Tip: Hitching a ride on the back of one of these hood-less beauties can be really good fun. Expect a true cultural experience and communicate with your best smile only as certainly no English is spoken.
10. Pick-Up Cars
Pick-ups were definitely one of the most popular ways to travel in Myanmar. They were really cheap, connected all sorts of different destinations and they could be entered or left at any point in time. While they were also usually cramped to the top with all sorts of stuff and they really did a lot of stops along the way, they still were certainly a great local way to travel Myanmar.
11. Pick-Up Trucks
The range of pick-ups went from actual cars to smaller trucks, but the principle of operation was always the same and once they understood your destination, they tried everything to get you there, or at least as close as possible. Although pick-ups could be hailed anywhere along the road, they usually had designated starting points as well where the empty pickups waited to slowly fill up before they left.
Tip: Pick-ups were usually the cheapest way to travel in Myanmar. When using them, try to find the designated starting point to make sure you catch the correct one and to actually get a seat.
12. Big Trucks
Big trucks existed in Myanmar in all sorts of different forms, shapes and conditions. While they were normally used to carry heavy loads, more often than not they also functioned as a local means of transport with people sitting, standing or hanging onto them.

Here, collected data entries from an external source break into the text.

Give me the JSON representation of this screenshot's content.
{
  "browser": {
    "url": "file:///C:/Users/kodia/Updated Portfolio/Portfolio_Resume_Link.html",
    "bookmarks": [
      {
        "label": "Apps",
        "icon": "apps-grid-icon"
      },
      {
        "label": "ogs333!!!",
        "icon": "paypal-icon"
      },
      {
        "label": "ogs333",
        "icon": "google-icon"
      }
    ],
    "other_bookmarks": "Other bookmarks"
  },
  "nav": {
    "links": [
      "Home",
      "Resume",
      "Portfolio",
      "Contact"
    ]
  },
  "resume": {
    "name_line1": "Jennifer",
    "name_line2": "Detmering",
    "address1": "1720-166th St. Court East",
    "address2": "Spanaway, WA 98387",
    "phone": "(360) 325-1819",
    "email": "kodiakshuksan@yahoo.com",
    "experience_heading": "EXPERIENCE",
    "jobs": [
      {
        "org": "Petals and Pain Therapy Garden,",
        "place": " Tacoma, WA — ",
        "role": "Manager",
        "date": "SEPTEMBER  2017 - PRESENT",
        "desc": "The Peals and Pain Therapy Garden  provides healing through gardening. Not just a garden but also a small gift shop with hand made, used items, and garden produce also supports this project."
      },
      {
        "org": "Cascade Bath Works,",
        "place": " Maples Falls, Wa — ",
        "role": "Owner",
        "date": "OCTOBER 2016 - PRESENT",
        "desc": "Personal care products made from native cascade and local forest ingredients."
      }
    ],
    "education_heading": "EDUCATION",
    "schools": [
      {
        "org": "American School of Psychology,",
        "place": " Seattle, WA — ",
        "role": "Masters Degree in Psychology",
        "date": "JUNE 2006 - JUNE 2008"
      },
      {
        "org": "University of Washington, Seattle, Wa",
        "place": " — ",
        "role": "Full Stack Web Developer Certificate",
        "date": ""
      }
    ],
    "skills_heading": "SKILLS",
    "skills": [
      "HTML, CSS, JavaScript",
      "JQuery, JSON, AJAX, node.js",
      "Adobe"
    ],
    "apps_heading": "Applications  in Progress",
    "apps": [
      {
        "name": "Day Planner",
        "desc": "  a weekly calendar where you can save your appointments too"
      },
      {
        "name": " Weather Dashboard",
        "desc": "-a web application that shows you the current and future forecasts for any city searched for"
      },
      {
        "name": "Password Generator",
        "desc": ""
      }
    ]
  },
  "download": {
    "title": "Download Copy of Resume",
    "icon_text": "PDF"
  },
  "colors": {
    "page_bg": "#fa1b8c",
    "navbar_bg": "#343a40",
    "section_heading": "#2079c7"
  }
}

Tip: As fun as it may look and as local as it may seem, try to resist the temptation. Being hospitalized in a foreign country and explaining to your insurance why you fell from the roof of a moving truck is not nearly as much fun as it may sound.
Long Distance Travel
13. Local Buses
Local buses came as well in all different sizes and conditions. They usually operated during the day and the real advantage was that they had operable windows. Even though cramped at times and toilet stops could be infrequent, these buses still were a great way to participate in local travel.
14. Air-Con Express Buses
Air conditioned overnight buses were unfortunately the best way to travel between Yangon and Mandalay, Bagan or the Inle Lake area. They were used by locals and travellers alike and they always made sure to use their air-con on full power when driving. The freezing temperatures and the constant food stops throughout the night in combination with the occasional breakdowns really made sure that a night in these buses was not quite as restful as one had hoped for. But hey, at least Mr. Bean was always there, looking out the front door…
Tip: Bring not only all your warm clothes inside the air-con bus, but also some duct tape to close off the broken fans above you that are blowing freezing cold air right into your face.
15. Myanmar Railways
While the railway system existed throughout the country and while trains would have been the best way to travel in other countries, unfortunately in Myanmar they were not. Incredibly slow service at higher prices than air-con buses, there was really not much reason to use Myanmar Railways for long distance travel. But for shorter trips and to enjoy the beautiful scenery, using these trains certainly was a great local travel experience.
Tip: To learn more about the train system in Myanmar, please have a look at Adventure Travel on Myanmar Railways.
Have you travelled in Myanmar? Did you use any other local transport?